Junior ISA vs Bare Trust:
Saving for the Next Generation

Building a nest egg for children or grandchildren? Choosing the right account can save thousands in tax.

Junior ISA (JISA)

A tax-free wrapper for children under 18.

  • Limit: Save up to £9,000 per tax year (2024/25).
  • Tax: No tax on interest, dividends, or capital gains.
  • Access: The money is locked away until the child turns 18. At 18, it legally belongs to them to spend as they wish.

Bare Trust

A simple trust where assets are held for a beneficiary (the child).

  • Limit: No annual limit on contributions.
  • Tax: Income and gains are taxed on the child. Since children have their own Personal Allowance (£12,570) and Capital Gains Allowance (£3,000), there is often no tax to pay.
  • Access: The child can demand the money at 18 (16 in Scotland).

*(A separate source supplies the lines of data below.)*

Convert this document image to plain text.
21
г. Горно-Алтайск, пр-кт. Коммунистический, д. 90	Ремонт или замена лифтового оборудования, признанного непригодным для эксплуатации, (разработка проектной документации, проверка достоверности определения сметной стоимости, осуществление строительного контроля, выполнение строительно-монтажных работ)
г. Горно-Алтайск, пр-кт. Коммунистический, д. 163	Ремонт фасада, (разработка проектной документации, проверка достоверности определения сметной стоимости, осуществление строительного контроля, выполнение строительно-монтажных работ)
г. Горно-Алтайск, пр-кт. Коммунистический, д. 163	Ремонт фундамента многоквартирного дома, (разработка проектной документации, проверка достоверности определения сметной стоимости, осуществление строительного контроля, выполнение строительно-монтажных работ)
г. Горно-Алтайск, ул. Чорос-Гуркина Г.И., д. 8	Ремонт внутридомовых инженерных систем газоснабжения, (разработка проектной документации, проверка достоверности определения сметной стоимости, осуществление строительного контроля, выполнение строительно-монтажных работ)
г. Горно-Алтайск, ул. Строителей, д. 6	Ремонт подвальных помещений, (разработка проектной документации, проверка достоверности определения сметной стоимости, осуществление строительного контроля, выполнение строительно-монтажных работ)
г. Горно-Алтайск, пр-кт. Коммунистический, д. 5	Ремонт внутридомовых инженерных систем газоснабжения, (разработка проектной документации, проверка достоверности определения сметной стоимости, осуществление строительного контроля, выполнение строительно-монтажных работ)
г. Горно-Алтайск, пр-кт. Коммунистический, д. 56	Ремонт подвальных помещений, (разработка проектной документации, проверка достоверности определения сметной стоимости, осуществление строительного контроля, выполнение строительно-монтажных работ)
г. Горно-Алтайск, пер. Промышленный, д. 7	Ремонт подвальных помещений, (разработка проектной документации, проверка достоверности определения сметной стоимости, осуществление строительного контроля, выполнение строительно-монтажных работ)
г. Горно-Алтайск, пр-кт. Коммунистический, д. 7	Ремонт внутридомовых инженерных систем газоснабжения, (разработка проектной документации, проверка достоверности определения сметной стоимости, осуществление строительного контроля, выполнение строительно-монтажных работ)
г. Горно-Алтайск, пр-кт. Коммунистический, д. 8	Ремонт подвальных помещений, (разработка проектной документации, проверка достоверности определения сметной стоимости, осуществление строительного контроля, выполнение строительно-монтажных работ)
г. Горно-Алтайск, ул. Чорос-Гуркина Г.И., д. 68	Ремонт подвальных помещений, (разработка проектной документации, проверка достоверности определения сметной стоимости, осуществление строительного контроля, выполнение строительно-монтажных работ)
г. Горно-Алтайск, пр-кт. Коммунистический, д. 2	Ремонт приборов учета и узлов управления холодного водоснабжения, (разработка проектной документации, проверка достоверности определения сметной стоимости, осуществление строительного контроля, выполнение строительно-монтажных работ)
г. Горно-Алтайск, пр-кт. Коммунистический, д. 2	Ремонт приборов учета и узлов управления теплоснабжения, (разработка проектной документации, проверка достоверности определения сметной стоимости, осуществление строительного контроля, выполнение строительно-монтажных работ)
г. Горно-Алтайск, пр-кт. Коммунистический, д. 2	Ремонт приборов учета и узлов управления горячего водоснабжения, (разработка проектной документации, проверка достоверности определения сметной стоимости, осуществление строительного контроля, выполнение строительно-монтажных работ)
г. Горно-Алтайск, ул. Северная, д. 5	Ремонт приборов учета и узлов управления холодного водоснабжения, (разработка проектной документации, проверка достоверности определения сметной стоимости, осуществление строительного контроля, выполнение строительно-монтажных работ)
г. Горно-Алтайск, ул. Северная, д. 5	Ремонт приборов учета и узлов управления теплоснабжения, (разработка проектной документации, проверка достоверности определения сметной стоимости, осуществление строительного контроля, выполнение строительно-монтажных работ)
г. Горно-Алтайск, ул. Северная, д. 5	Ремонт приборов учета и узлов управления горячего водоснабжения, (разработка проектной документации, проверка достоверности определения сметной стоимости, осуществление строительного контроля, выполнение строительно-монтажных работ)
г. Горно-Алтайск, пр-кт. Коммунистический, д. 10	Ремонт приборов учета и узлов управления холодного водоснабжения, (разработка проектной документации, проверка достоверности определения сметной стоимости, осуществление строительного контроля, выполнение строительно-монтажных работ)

⚠️ Parent Trap: If a parent gifts money to their minor child in a Bare Trust and it generates more than £100 interest/year, the tax falls back on the parent. Grandparents are exempt from this rule!

Which Should You Choose?

Choose Junior ISA if:

  • • You are a parent (avoids the £100 interest trap).
  • • You want simplicity and zero tax reporting.
  • • You are happy with the £9,000 annual limit.

Choose Bare Trust if:

  • • You are a grandparent (very tax-efficient).
  • • You want to contribute more than £9,000/year.
  • • You want to pay for school fees (trustees can use funds for the child's benefit before 18).